Case ID: ad3d_40/html/0290-01.html
Source: Caselaw Access Project
Author: {"author": "", "license": "Public Domain", "url": "https://static.case.law/"}
Date Created: 2024-08-24T03:29:51.129683

The People of the State of New York, Respondent, v Carl Watkins, Appellant.
    [837 NYS2d 7]
   Judgment, Supreme Court, New York County (Micki A. Scherer, J., on CPL 190.50 [5] dismissal motion; Jeffrey M. Atlas, J., at suppression hearing; Edward J. McLaughlin, J., at jury trial and sentence), rendered March 30, 2004, convicting defendant of two counts each of burglary in the second degree, attempted burglary in the second degree and criminal possession of stolen property in the fifth degree, and sentencing him, as a persistent violent felony offender, to an aggregate term of 20 years to life, unanimously affirmed.

The People did not deprive defendant of his right to testify before the grand jury. The record supports the motion court’s conclusion that defense counsel’s actions were not diligent in arranging for her client’s grand jury appearance. Counsel failed to return calls to the prosecutor; failed to call the prosecutor promptly after confirming that defendant wanted to testify; called the prosecutor’s office to leave a message only after she had received a message indicating that the prosecutor was no longer at her office, but was on her way to the grand jury; and inexplicably waited in a courtroom, questioning clerks about the prosecutor’s actions, knowing full well that the prosecutor had left the message that she was on her way to the grand jury. Under these circumstances, we conclude that the prosecutor’s considerable and repeated efforts to contact defense counsel, even going so far as postponing the grand jury presentation on two occasions, more than met the People’s statutory obligation to provide defendant with a reasonable and meaningful opportunity to testify before the grand jury.

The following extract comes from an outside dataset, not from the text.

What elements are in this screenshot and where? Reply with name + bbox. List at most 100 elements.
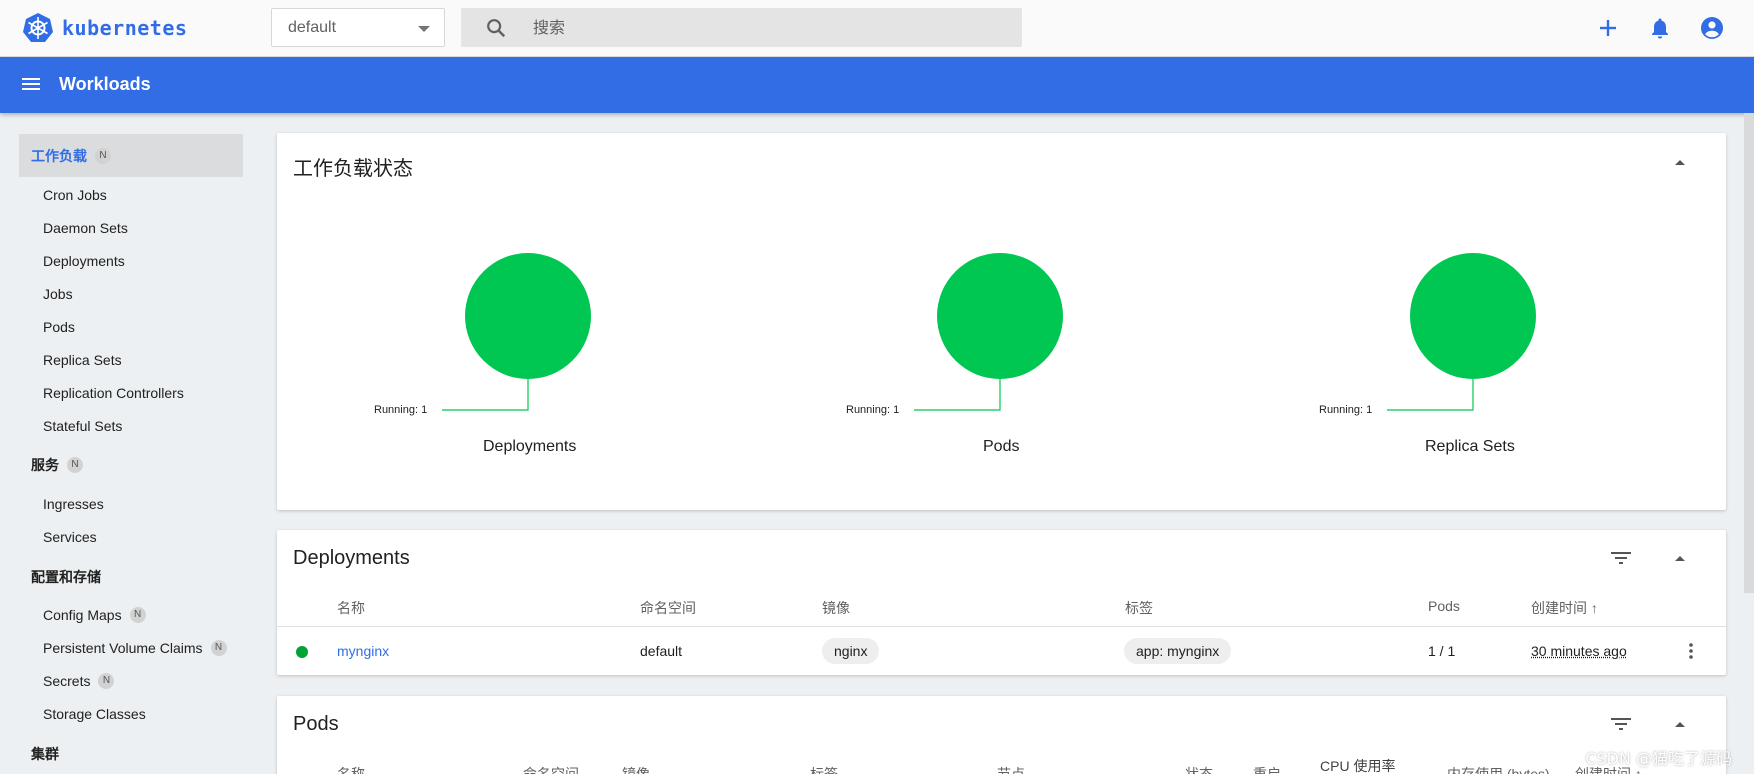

Moreover, in our view, defense counsel’s deliberately dilatory and evasive conduct was nothing more than a blatant attempt to use the People’s obligations under CPL 190.50 as an opportunity for gamesmanship, conduct of which we strongly disapprove (People v Crisp, 246 AD2d 84, 86-87 [1998], lv dismissed 93 NY2d 898 [1999]; see also People v Edwards, 283 AD2d 219 [2001], lv denied 96 NY2d 918 [2001]). Nor do counsel’s failures entitle defendant to a new trial on the ground of ineffective assistance (see People v Wiggins, 89 NY2d 872, 873 [1996]).

The hearing court properly denied defendant’s suppression motion. Based on a combination of factors, the police had reasonable suspicion justifying a stop. Defendant was the only person present in the area of a burglary, which area had been sealed off; he was wearing a red apron under a raincoat, where the perpetrator had been described as wearing a red jacket; he attempted to walk away from the officer, and he was inappropriately dressed for the warm sunny weather, suggesting an effort to conceal the identifying red garment (see People v Daniels, 304 AD2d 478 [2003], lv denied 100 NY2d 593 [2003] [reasonable suspicion found where nervous-acting suspects appeared to have switched described clothing to foil identification]).

In any event, there would be no basis for reversal because no suppressible fruits of that stop were introduced at trial. After the stop, and a showup in which one of the burglary victims failed to make an identification, the police obtained defendant’s pedigree information for administrative purposes and released him. The police subsequently developed a chain of evidence connecting defendant to multiple burglaries and arrested him at a parole office. The officer’s testimony about what he saw defendant wearing immediately before the initial stop, and prior to any allegedly illegal police conduct, was not suppressible (see People v Mackey, 5 AD3d 136, 138 [2004], lv denied 3 NY3d 643 [2004]). Although the ultimate arrest yielded various fruits, including physical evidence and a lineup identification, none of these were fruits of the initial stop. Even assuming that the officer’s observation of defendant’s attire at the time of the stop contributed to the chain of evidence forming probable cause for his arrest, those observations, as noted, are not suppressible. When the officer took the pedigree information, this was not an element of probable cause for the arrest, but was information that helped the police locate defendant. Defendant “is not himself a suppressible ‘fruit,’ and the [alleged] illegality of his detention cannot deprive the Government of the opportunity to prove his guilt through the introduction of evidence wholly untainted by the police misconduct” (United States v Crews, 445 US 463, 474 [1980]). The principal element of probable cause for defendant’s arrest was the fact that he left his cell phone at the scene of one of the burglaries, a fact that had nothing to do with the allegedly unlawful stop.

Defendant’s Confrontation Clause claim relating to a business record, and his constitutional challenge to the procedure under which he was sentenced as a persistent violent felony offender, are unpreserved and we decline to review them in the interest of justice. Were we to review these claims, we would reject them. Defendant’s pro se arguments are without merit. Concur—Saxe, J.P., Sullivan, Nardelli, Gonzalez and Kavanagh, JJ.